Matalascañas: cuando la inacción del Gobierno se convierte en "abuso de poder"

La situación del paseo marítimo de Matalascañas tras los temporales ha reabierto el debate sobre la gestión y las responsabilidades en la protección del litoral onubense
Situación del paseo marítimo de Matalascañas tras el paso de la borrasca Francis. Fuente: Imagen de archivo
photo_camera Situación del paseo marítimo de Matalascañas tras el paso de la borrasca Francis. Fuente: Imagen de archivo

Los daños sufridos por el paseo marítimo de Matalascañas no responden a “una catástrofe inevitable ni a un accidente imprevisible”, sino que son “la consecuencia directa de una falta de actuación a tiempo por parte del Gobierno de España”. Así lo trasladan fuentes municipales, que sostienen que la administración local ha sido “la parte más débil de esta crisis”, pese a haber advertido con antelación del deterioro del litoral.

Según las fuentes consultadas, durante meses se alertó del “grave deterioro de la costa” y los riesgos existentes para vecinos, trabajadores y visitantes. “Las advertencias estaban ahí, los informes existían y la urgencia era conocida”, señalan, lamentando que la respuesta del Estado fuera “el silencio, la dilación y, finalmente, la inacción”.

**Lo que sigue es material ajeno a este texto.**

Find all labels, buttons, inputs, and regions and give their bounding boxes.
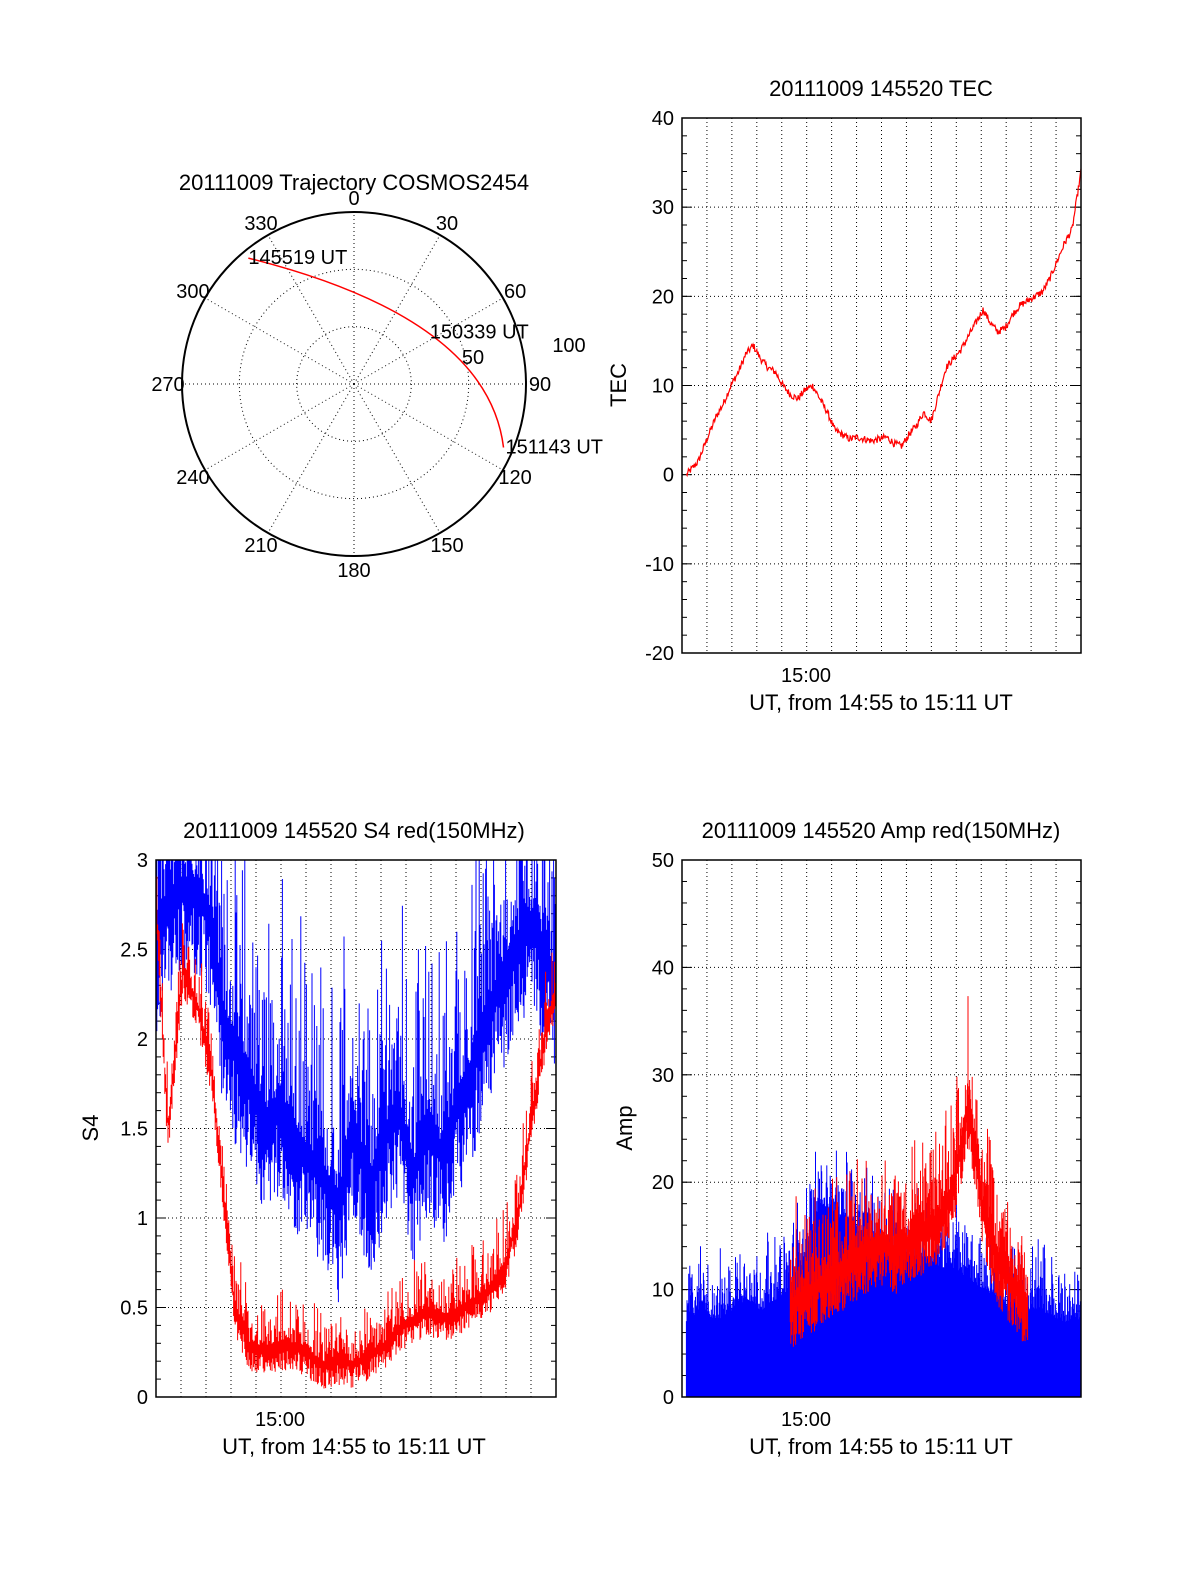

Cuando el daño ya era irreversible y el paseo se encontraba gravemente afectado, la reacción del Gobierno no habría sido, según indican, la cooperación institucional ni el apoyo económico y técnico que exigía una situación de esta magnitud. Por el contrario, denuncian “un trato desproporcionado, hostil e inhumano” hacia una administración que “no dispone de los medios ni de las competencias necesarias para afrontar en solitario una situación provocada por la dejación estatal”.

Las mismas fuentes consideran “profundamente preocupante” que responsables del Gobierno central hayan optado por “una estrategia de señalamiento político en lugar de asumir responsabilidades”. Asimismo, aseguran que “no solo no se ayuda a reparar los daños, sino que además se presiona para que no se proteste ni se denuncie la cadena de errores y omisiones”.

En esta línea, advierten de que este comportamiento “recuerda a prácticas de poder que castigan al más débil para proteger al fuerte” y sostienen que “no es propio de una democracia madura ni de un Estado que se dice social y solidario”.

Desde el ámbito municipal se insiste en que no se reclaman privilegios, sino “justicia, cooperación y lealtad institucional”, así como el respaldo de los grupos parlamentarios y la ciudadanía. Subrayan que “lo que está en juego no es solo la reconstrucción de un paseo marítimo”, sino “el respeto a las administraciones locales, la igualdad entre territorios y el principio básico de que quien tiene la competencia, tiene la responsabilidad”.

La situación vivida en Matalascañas, concluyen, “debe ser conocida, denunciada y corregida”, al considerar que se trata de “una injusticia que afecta al modelo de relación entre administraciones y no solo a un enclave concreto”.